After weeks long pressure from public health officials and lawmakers, Prime Minister Shinzo Abe declared a state of emergency on Tuesday.
This declaration will cover Tokyo, Osaka, and five other prefectures amid the growing outbreak of COVID-19 to empower prefectures to take restrictive measures.
While Japan’s coronavirus death toll remains mercifully low, the increasing rate of infections has raised enough concern for the state of emergency to last for one month. On Monday, Japan has a reported number of 252 new cases and 7 deaths, this brings to a total of over 4,600 cases and 91 deaths since the beginning.
On April 6, Abe met with Yasutoshi Nishimura, Special Measures Law Minister for Economic Revitalization, and Shigeru Omi, president of the Japan Community Health Care Organization, to specify the areas affected and projected number of cases if no measures were taken.
“We’re asking for the public’s cooperation in reducing person-to-person contact that could lead to transmission” of the coronavirus, Prime Minister Shinzo Abe told reporters on Monday.

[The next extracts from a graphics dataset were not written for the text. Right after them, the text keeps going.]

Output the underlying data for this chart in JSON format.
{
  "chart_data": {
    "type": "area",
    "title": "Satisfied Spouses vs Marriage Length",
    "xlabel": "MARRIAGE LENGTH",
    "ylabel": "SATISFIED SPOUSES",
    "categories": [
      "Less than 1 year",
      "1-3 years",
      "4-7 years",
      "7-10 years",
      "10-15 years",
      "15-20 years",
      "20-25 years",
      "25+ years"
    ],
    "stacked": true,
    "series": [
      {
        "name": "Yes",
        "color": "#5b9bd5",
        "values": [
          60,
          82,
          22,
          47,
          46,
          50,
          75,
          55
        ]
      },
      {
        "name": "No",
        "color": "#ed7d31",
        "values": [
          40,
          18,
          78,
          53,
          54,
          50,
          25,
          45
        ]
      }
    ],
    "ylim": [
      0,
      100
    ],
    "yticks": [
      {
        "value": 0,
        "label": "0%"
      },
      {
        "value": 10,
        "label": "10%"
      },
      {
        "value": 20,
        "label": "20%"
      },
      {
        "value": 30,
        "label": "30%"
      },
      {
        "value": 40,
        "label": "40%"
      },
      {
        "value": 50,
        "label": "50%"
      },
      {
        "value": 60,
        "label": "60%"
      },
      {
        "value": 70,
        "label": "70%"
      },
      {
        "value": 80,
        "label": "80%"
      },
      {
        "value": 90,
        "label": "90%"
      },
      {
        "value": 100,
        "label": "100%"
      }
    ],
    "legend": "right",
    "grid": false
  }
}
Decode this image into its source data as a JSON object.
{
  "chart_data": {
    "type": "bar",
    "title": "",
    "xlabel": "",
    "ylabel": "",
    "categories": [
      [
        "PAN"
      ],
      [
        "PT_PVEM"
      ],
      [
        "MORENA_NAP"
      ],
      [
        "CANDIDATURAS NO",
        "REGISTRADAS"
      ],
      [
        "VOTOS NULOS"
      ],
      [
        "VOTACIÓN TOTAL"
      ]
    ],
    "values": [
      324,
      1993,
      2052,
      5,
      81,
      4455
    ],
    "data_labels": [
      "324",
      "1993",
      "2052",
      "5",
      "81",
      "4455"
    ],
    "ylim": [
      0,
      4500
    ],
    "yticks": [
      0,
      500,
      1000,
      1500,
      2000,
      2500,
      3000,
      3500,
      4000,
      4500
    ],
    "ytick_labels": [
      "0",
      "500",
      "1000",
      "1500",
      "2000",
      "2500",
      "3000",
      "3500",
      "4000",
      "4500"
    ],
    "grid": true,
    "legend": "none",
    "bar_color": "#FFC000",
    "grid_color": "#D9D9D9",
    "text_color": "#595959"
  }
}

He also said the government will offer more than ¥6 trillion in direct cash payments as part of an economic package.
Places where people gather in large numbers such as theaters, concert halls, and sports stadiums may be ordered to close and major events canceled or postponed. Tokyo and other densely populated areas have also been acting in response to the pandemic, with many stores and restaurants closing on their own accord on weekends and fewer people on the streets than usual.
People will be instructed to stay at home except to carry out important tasks such as purchasing food and daily supplies or seeking medical care. Working from home will be encouraged but not mandatory.
Essential businesses such as supermarkets, convenience stores, and pharmacies will remain open, and the government has assured the public that there is no need to panic buy or hoard everyday necessities like toilet paper.
Compared to many other countries, Japan’s attitude towards social distancing has been decidedly more laid-back, with many restaurants and other businesses continuing to operate as normal, with just fewer walk-in customers.
While Abe’s declaration does not enforce closure or a lockdown on Japan’s population, the atmosphere from the “official state of emergency” will perhaps help convince more people to stay at home until Tokyo stops breaking its record for single-day infection discoveries.